It is these sides that will then dominate our Desire.
This is the whole game: we start from where we are, and attention to the opportunities of the imperfect present - which we must not rush to disinfect - will make us startle at the unexpected life that rises again there.
The Flame of the Spirit that is building God's Newness lurks in the embers and in the sides considered inconclusive or opposed - it does not place itself in the shop window to immediately stifle instinct.
So it is with the Church: not 'functional', but capable of giving life. Kingdom and territory not marked by tactical pacifism, which anaesthetises.
In this way, Baptism is not a rubric or a coat of grey and common opinion, nor a device that brands, immediately cornering personalities and tensions - but rather an Immersion (v. 50 Greek text).
"Now, why do you not judge for yourselves what is right?" (v. 57).
In Christ, we have the capacity to think and we are made autonomous, for a solid fraternity with ourselves, which has 'stopped' - and which unfolds, revitalising Uniqueness.
By caring for the neglected parts and merging the foreign or dissimilar sides, we are brought back from the exteriority of things to the Origin of what happens.
Signs of the times and present motive (Person)
The room of Happiness, on the decisive Horizon
(Lk 12:54-59)
"Now, why do you not judge for yourselves what is right?" (v. 57).
We must learn lessons from nature and events - even for the horizon of Mystery.
In Christ, we have the capacity to think and we are made autonomous: from the exteriority of things, we are brought back to the Origin of what is happening.
Jesus' appeal on the Signs of the Times was the text that inspired Pope John to convene the Second Vatican Council, so that the Church might finally question itself, paying greater attention to God's calls in history and to the hopes of humanity.
Self-congratulatory security and the pomp of grand forms had dampened the ardent feeling and liberating enthusiasm of the Risen One.
Predictability did not change the spiritual pace; in each person, their predictions did not allow the soul to see far ahead.
The certainties of the codes dampened enthusiasm and caused the faithful to be overwhelmed by routine and petty problems.
Even today, the certainties of structure and circumstance - all established - weaken the blossoming of the present; they do not allow us to perceive and experience what is happening.
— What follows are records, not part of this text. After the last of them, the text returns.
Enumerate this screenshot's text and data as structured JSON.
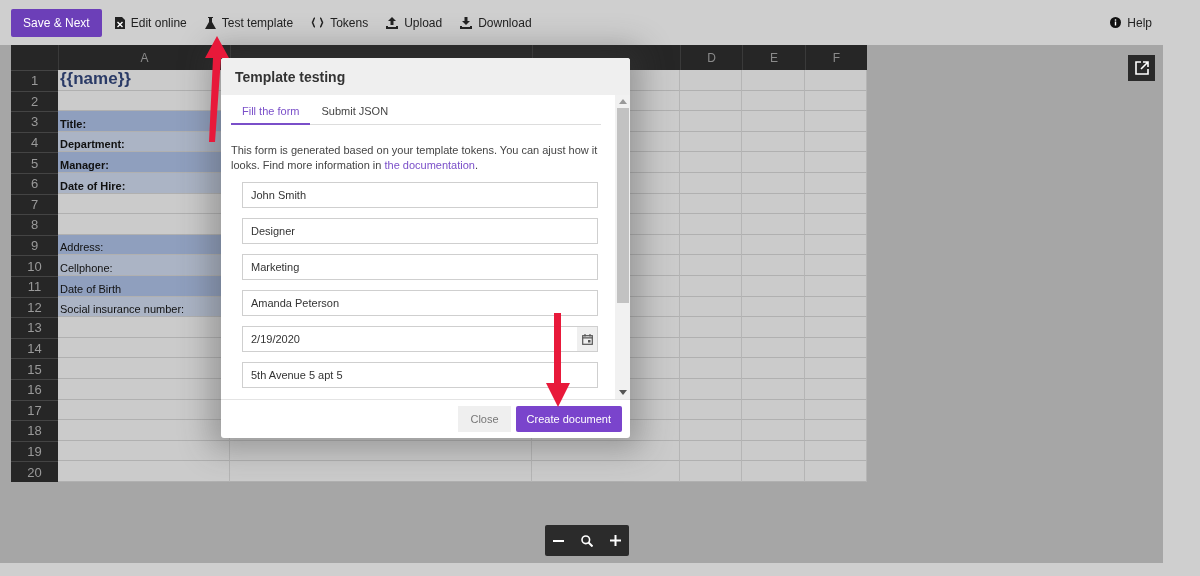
{
  "toolbar": {
    "primary_button": "Save & Next",
    "items": [
      {
        "label": "Edit online",
        "kind": "excel"
      },
      {
        "label": "Test template",
        "kind": "flask"
      },
      {
        "label": "Tokens",
        "kind": "braces"
      },
      {
        "label": "Upload",
        "kind": "upload"
      },
      {
        "label": "Download",
        "kind": "download"
      }
    ],
    "help": "Help"
  },
  "sheet": {
    "columns": [
      "A",
      "D",
      "E",
      "F"
    ],
    "rows": [
      {
        "number": "1",
        "cell": "{{name}}",
        "kind": "title"
      },
      {
        "number": "2",
        "kind": "empty"
      },
      {
        "number": "3",
        "cell": "Title:",
        "color": "#8f9fbe",
        "kind": "bold"
      },
      {
        "number": "4",
        "cell": "Department:",
        "color": "#abb4c5",
        "kind": "bold"
      },
      {
        "number": "5",
        "cell": "Manager:",
        "color": "#8f9fbe",
        "kind": "bold"
      },
      {
        "number": "6",
        "cell": "Date of Hire:",
        "color": "#abb4c5",
        "kind": "bold"
      },
      {
        "number": "7",
        "kind": "empty"
      },
      {
        "number": "8",
        "kind": "empty"
      },
      {
        "number": "9",
        "cell": "Address:",
        "color": "#8f9fbe",
        "kind": "plain"
      },
      {
        "number": "10",
        "cell": "Cellphone:",
        "color": "#abb4c5",
        "kind": "plain"
      },
      {
        "number": "11",
        "cell": "Date of Birth",
        "color": "#8f9fbe",
        "kind": "plain"
      },
      {
        "number": "12",
        "cell": "Social insurance number:",
        "color": "#abb4c5",
        "kind": "plain"
      },
      {
        "number": "13",
        "kind": "empty"
      },
      {
        "number": "14",
        "kind": "empty"
      },
      {
        "number": "15",
        "kind": "empty"
      },
      {
        "number": "16",
        "kind": "empty"
      },
      {
        "number": "17",
        "kind": "empty"
      },
      {
        "number": "18",
        "kind": "empty"
      },
      {
        "number": "19",
        "kind": "empty"
      },
      {
        "number": "20",
        "kind": "empty"
      }
    ]
  },
  "dialog": {
    "title": "Template testing",
    "tabs": [
      {
        "label": "Fill the form",
        "selected": true
      },
      {
        "label": "Submit JSON",
        "selected": false
      }
    ],
    "description": {
      "text": "This form is generated based on your template tokens. You can ajust how it looks. Find more information in ",
      "link": "the documentation",
      "after": "."
    },
    "fields": [
      {
        "value": "John Smith",
        "kind": "text"
      },
      {
        "value": "Designer",
        "kind": "text"
      },
      {
        "value": "Marketing",
        "kind": "text"
      },
      {
        "value": "Amanda Peterson",
        "kind": "text"
      },
      {
        "value": "2/19/2020",
        "kind": "date"
      },
      {
        "value": "5th Avenue 5 apt 5",
        "kind": "text"
      }
    ],
    "buttons": [
      {
        "label": "Close",
        "kind": "secondary"
      },
      {
        "label": "Create document",
        "kind": "primary"
      }
    ]
  }
}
Clichés are capable of shifting Vocation from the magical territory where it arises (and knocks within), turning it into a sacramental everyday life that is entirely predictable - approved by the social or ecclesial context consolidated in the territory.
Instead, our founding Eros must be spent now and outwardly, because it lives on passion, not stagnation; it rests on desire and complicity with the Spirit, who with his Fire renews the face of the earth.
But it dies out if we allow ourselves to be carried away by pondered assessments of the forces at play: give-and-take calculations, opportunistic situationalism... even the intentions of others, or purists, and those of circumstance.
Convinced and personal enthusiasm pales in the face of coercion, planning, obsessions with control and verification, without decisive turning points - as if we were in kindergarten.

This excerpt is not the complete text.